嫡福晋…可以信得过…我心里颤了一下,点点头,唤婉儿进来,吩咐她找人去了。我扶十四躺好,然后默默站到了一边。他的嫡福晋马上就会来,我总不能…

十四看出了我的意图,指指我道:“这是做样子给她看吗?没事的,她知道我心里一直有你。”

我心里一痛,蓦地想起了多年前的以轩,却没有立场去责怪十四,只好轻轻摇摇头道:“不好,就站在这儿等吧。”

十四撇撇嘴,也没过多坚持。

没过多久,房门就被推开了,一个二十岁左右的女子疾步走了进来,应该就是十四的嫡福晋完颜·绮梦。她轻蹙着眉头,打进门就紧紧看着十四,眼里满是痛心。“爷,”她柔声唤了十四一声,跪在十四床边道:“这是怎么了?那个叫婉儿的说你受了重伤,要我立刻来看你。宣太医吗?”

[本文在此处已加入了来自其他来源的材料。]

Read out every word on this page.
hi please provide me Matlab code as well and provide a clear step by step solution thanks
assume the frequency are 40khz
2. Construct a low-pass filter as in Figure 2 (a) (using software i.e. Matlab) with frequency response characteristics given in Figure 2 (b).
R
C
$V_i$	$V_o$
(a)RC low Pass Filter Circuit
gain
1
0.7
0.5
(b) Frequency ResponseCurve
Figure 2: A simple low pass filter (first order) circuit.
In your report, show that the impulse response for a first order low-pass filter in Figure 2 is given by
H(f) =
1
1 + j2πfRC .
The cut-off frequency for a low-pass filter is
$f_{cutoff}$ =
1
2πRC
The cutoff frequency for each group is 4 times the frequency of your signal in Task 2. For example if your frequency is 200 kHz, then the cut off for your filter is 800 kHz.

十四摇摇头道:“你去把胡大夫请来,但不要让其他任何人知道,去吧。我的伤…日后再向你解释。”

绮梦点点头,转身的时候瞧见了我,整个人都颤了一下,似乎有些不相信地颤着声音问十四道:“她…她是画里…画里的人吗?”

十四低低答道:“是,是她。”

绮梦紧拧着眉头看了我一会儿,眼神复杂,似乎好半天才缓过神来,对十四福了福身,大步向屋外走去。

待她走出去了,我问十四道:“画里的人?什么画?”

十四看着我道:“除了打扫的下人,只有绮梦进过我的书房,所以她看过在我书房里挂着的一幅画。”他别有深意地看了我一眼,接着道:“那是四十六年的时候画的你,自己觉得还挺满意,就一直挂着。”

虽然在这儿住了一个多月,隔壁就是十四的书房,但我还真是一次都没有进去过。不是十四不让我进去,是我自己总想不到要去,何况又被他们强制要求卧床休息,便也去不得。

十四看我不说话,接着道:“不过你不用担心,绮梦只是见过你的画像,并不知道你究竟是什么身份,只当是我心里那个求而不得的人。”